AIPAC Ameinu American Jews Americans for Peace Now Israel J Street Peter Beinart

Peter Beinart offers the correct diagnosis, but the wrong cure

The blogosphere is buzzing about an essay by Peter Beinart in the New York Review of Books. Beinart convincingly denounces the Israel-right-or-wrong mantra of mainstream American Jewish organizations. He is justifiably worried about the future of “an American Zionist movement that does not even feign concern for Palestinian dignity.”

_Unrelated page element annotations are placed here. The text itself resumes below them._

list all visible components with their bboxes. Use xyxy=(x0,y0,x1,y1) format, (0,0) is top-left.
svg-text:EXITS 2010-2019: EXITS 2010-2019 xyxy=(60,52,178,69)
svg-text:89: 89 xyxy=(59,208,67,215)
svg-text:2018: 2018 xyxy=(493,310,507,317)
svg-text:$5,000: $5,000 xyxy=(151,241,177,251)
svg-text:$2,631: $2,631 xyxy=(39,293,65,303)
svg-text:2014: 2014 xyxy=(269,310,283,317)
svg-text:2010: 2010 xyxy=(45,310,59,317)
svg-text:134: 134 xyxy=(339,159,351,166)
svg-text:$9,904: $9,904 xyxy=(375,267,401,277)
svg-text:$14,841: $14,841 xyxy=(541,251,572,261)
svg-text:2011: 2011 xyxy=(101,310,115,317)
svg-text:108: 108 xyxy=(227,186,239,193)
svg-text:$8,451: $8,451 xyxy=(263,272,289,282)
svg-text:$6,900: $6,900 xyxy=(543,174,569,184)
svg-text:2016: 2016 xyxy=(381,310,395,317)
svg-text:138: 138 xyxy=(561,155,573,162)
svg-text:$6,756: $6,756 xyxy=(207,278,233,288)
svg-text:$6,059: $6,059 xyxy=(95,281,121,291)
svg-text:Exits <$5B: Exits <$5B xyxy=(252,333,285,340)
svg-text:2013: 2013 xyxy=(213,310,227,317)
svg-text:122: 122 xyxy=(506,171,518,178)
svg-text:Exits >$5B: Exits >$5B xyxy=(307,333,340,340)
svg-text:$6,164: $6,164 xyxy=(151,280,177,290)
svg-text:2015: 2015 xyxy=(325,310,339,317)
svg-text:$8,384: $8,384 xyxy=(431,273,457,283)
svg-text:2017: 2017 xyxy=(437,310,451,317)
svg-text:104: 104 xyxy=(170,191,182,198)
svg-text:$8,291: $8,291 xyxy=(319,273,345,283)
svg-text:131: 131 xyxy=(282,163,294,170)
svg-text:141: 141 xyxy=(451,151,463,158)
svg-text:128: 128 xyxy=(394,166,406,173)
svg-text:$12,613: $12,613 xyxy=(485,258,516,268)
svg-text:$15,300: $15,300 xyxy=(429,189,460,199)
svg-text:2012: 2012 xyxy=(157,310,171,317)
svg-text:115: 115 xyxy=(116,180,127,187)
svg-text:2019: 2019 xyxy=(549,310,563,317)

But for all of its many good points, his essay betrays a surprising ignorance of American Jewish organizational life. Like me, he wants more American Jews who identify with Israel to publicly distance themselves from the occupation and Israeli policies they find abhorrent. But he apparently believes that traditional American Jews groups and their leaders have the capacity to completely change their stripes and do what he recommends. According to Beinart:

The heads of AIPAC and the Presidents’ Conference should ask themselves what Israel’s leaders would have to do or say to make them scream “no.” After all, Lieberman is foreign minister; Effi Eitam [a Netanyahu appointee who has openly recommended ethnic cleansing] is touring American universities; settlements are growing at triple the rate of the Israeli population; half of Israeli Jewish high school students want Arabs barred from the Knesset. If the line has not yet been crossed, where is the line?

There is no line and there never will be. Asking AIPAC and the most powerful players in the Presidents’ Conference to publicly criticize Israeli policy is like asking a dog to play poker. Beinart is urging a violation of the laws of nature, of organizational DNA. AIPAC and the leaders of the Presidents Conference are–and probably always will be–guided by the credo that differences with Israel can be voiced behind closed doors but never in the open air.

Beinart concludes his essay by urging “American Jewish organizations” to bring to Hillel some of the young Israelis who are regularly protesting the expropriation of Arab housing in Sheikh Jarrah, in East Jerusalem. “What if this was the face of Zionism shown to America’s young?” That is a lovely idea but it is mystifying that he somehow expects the hidebound Jewish establishment to make it real.

He ignores the recent growth of a ready-made alternative that already exists, a decidedly pro-Israel movement that is willing to be critical of Israeli policies that perpetuate the occupation. I am referring to J Street, Americans for Peace Now, Ameinu and other groups that are apparently not on Beinart’s radar screen.

In Israel, he notes, ‘humane, universalistic Zionism does not wield power. To the contrary, it is gasping for air.” But he hasn’t noticed that it is very much alive in the American Jewish community, and there are organizations doing a good job of spreading the credo of this blog, i.e., progressive and pro-Israel need not be an oxymoron. To be sure, the organizations in this camp are still smaller than the groups in the Israel-right-or-wrong crowd. But the organized dovish camp is growing, and it is growing louder. Beinart’s smart essay correctly diagnoses the disease but desparately reaches for a cure among groups like the Presidents Conference and AIPAC, instead of identifying the real sources of hope and health in the American Jewish community.